Quand Ann fait la connaissance d’Alan, célèbre inventeur d’un procédé révolutionnaire, c’est le coup de foudre. Ils se marient et partent pour Washington où Ann fait son entrée dans la haute société de la ville. Puis le couple part pour Middleburg, en Virginie. Ann apprend alors que son mari a un frère, et qu’un mystère semble hanter les lieux… Vincente Minelli, spécialiste de la comédie et de la comédie musicale, s’essaie ici, en 1946, au Mélodrame. Mais l’originalité de celui-ci est qu’il est teinté du début à la fin d’une atmosphère de film noir avec ce frère qui attire toute la haine d’Alan. Ann en fait alors une véritable obsession et tente par tout moyen d’en savoir plus sur le passé de son mari et de son frère.

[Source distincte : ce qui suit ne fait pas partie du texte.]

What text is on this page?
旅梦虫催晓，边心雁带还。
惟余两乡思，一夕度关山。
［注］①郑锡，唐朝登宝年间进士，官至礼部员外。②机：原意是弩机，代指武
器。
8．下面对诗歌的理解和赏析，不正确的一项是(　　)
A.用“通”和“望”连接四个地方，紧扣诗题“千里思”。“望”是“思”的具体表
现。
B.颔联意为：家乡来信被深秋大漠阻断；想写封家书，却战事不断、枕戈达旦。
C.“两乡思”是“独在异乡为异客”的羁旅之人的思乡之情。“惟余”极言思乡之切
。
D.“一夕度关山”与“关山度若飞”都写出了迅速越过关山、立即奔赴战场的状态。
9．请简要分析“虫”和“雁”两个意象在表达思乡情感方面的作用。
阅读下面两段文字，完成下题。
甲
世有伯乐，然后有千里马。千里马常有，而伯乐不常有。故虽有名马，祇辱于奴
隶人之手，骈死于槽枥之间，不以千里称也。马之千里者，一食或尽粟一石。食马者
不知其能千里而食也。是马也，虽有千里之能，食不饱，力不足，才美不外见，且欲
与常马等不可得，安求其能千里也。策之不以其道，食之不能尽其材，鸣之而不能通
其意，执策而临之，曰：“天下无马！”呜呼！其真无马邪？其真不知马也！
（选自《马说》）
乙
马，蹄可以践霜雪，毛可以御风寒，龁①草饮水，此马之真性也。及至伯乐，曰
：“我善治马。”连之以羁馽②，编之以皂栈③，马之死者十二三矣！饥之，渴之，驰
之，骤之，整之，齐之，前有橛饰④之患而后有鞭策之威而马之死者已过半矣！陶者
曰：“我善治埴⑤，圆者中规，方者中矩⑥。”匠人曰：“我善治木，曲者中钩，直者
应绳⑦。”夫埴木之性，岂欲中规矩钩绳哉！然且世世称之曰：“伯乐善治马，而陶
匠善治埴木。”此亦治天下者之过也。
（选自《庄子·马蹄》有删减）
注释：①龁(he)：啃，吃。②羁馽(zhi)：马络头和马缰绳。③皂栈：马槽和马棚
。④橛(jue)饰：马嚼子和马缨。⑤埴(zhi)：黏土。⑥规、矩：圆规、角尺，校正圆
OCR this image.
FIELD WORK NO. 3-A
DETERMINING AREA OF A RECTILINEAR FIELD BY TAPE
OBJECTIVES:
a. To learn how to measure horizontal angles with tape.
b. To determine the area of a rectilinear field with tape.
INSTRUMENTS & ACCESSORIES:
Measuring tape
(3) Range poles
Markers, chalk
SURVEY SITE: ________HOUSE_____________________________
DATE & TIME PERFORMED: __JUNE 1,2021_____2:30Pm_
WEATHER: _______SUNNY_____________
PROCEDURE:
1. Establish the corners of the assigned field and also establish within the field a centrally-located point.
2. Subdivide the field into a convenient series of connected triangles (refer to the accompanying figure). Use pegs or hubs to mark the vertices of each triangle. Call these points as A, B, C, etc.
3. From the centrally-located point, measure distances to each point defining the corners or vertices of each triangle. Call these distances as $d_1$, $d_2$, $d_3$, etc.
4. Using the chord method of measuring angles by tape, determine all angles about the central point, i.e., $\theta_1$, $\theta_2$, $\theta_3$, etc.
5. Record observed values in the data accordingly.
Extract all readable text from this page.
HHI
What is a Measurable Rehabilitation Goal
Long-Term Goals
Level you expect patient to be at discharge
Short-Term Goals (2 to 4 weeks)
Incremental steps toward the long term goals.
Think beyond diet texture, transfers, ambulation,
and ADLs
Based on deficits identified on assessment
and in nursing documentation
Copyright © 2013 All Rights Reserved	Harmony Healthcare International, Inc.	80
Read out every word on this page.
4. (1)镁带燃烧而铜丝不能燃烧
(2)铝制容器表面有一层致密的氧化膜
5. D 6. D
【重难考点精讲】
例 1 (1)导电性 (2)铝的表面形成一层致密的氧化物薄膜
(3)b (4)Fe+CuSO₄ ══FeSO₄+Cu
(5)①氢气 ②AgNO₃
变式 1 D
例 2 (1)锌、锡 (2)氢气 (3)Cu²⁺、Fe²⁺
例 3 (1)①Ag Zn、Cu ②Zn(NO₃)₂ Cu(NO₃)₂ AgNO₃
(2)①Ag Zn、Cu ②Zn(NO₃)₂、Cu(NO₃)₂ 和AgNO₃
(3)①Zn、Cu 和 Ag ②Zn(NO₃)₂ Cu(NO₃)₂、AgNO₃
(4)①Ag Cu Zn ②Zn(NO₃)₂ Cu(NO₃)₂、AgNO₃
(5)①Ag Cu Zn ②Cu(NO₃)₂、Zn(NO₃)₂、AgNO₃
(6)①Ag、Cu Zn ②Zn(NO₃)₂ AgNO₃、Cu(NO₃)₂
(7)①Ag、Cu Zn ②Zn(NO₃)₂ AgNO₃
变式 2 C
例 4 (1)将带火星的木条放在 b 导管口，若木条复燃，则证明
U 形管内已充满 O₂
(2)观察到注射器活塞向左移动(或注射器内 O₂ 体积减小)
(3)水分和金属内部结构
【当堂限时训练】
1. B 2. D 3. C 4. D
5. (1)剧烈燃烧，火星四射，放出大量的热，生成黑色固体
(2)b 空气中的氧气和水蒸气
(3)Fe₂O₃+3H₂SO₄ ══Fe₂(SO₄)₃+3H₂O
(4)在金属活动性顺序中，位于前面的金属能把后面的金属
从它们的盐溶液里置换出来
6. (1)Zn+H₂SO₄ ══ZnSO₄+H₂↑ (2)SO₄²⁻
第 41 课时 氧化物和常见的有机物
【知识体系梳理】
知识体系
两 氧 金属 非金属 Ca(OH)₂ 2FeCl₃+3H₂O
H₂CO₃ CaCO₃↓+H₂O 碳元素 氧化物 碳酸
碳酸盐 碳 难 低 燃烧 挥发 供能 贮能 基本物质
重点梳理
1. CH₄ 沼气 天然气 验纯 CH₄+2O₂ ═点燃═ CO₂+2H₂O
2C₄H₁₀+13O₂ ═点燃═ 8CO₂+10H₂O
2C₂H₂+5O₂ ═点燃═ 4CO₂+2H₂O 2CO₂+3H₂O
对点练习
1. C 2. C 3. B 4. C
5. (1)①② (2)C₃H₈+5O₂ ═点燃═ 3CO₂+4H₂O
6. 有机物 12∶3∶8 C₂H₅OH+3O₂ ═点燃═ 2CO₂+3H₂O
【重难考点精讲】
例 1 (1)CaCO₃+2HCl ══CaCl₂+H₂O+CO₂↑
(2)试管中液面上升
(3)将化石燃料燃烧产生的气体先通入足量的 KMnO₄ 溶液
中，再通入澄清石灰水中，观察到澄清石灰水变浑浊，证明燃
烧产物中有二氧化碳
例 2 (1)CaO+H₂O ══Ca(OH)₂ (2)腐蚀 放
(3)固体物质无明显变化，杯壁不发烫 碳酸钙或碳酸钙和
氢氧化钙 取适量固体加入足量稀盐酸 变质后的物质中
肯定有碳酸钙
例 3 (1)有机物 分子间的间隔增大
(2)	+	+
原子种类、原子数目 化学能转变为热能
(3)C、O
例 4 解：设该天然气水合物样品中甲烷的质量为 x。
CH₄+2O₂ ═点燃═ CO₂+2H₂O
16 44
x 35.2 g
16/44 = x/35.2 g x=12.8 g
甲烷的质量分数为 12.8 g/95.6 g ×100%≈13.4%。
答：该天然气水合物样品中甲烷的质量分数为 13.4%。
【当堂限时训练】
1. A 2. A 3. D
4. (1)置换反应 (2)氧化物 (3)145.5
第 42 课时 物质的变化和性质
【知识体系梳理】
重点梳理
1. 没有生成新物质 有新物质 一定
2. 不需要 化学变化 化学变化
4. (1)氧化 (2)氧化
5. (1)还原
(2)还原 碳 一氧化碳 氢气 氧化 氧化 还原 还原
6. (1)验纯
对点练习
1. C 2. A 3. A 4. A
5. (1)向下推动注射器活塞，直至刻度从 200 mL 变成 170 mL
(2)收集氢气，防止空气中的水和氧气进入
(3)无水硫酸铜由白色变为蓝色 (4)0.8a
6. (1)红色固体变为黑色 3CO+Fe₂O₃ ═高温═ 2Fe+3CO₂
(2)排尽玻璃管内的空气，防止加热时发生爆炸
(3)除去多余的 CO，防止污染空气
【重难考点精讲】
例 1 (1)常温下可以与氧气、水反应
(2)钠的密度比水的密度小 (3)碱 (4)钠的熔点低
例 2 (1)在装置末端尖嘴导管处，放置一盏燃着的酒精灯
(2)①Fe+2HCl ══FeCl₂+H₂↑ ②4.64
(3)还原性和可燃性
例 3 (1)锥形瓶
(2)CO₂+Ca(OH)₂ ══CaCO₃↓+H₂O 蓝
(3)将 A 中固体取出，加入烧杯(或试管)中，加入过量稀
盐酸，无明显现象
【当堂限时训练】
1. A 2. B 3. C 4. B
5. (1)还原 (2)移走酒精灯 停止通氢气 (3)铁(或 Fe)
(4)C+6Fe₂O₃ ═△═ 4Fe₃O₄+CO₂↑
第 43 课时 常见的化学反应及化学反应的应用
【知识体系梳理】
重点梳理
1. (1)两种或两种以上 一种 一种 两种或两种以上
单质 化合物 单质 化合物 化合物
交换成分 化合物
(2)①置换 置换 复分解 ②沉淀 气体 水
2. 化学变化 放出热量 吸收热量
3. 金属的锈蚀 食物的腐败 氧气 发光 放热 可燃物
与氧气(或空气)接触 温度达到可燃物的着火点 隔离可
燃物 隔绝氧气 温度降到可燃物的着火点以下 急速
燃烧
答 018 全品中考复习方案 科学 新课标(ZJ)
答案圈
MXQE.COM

Bénéficiant d’une photo de toute beauté signée Karl Freund, le film est aussi l’occasion de voir un trio d’acteurs merveilleux composé de Robert Mitchum dans un de ses premiers rôles, Robert Taylor et bien sûr Katharine Hepburn qui livre une prestation magnifique dans peut-être l’un de ses meilleurs rôles. Techniquement, un master restauré qui rend hommage au travail de Karl Freund: un bijou!

LES BONUS:

Côté bonus,avec la traditionnelle galerie photos, un entretien très intéressant de Jean Douchet sur le film et son metteur en scène (13 minutes).

EN CONCLUSION:

Comme souvent dans la collection « les introuvables », un film de grande qualité dans un transfert techniquement irréprochable! Indispensable!

 

 

CRITIQUE: UN JOUR (2011)

 Emma et Dexter passent la nuit ensemble après leur soirée de fin d’étude et décident…de rester amis. Lui est insouciant et frivole, elle est bourrée de complexes. Pendant 20 ans, Dexter et Emma vont s’adorer, se séparer, se détester, se manquer… finiront-ils par comprendre qu’ils ne sont jamais aussi heureux que lorsqu’ils sont ensemble ?

Septième film d’une réalisatrice danoise que je ne connaissais pas, Lone Scherfig, mais qui a fait parler d’elle avec son précédent film « une éducation » (dont je vous parlerai dès que je l’aurai vu), « un jour » mérite d’être vu. Je dois bien avouer que je suis aller le voir sans trop en attendre avec même un a priori négatif et bien tant mieux, la surprise n’en a été que plus grande. La première raison tient à l’originalité de la construction qui nous conte la même journée, le 15 juillet, sur une période de vingt ans. On suit donc les deux personnages principaux du lycée à la trentaine bien tassée assistant à leur évolution aussi bien physique (ah les 80’s) que psychologique (le showbiz, ça vous change un homme!). Je ne saurais vous parler de la qualité de l’adaptation, le film étant tiré du livre éponyme, puisque je l’ai pas lu mais ce qui est sûr c’est que le scénario est très bien ficelé. On ne s’ennuie pas une seconde et l’on évite la guimauve qui aurait pu inonder un tel projet. D’autant que le film prend l’énorme risque de se frotter à un genre ô combien casse-gueule, le mélodrame, le vrai! Et n’y voyez rien de péjoratif: Douglas Sirk en avait bien fait sa spécialité! L’autre raison de trouver ce film très attachant est la qualité de l’interprétation du couple Anne Hattaway/Jim Sturgess, très complémentaire.

Une vraie réussite à voir en amoureux!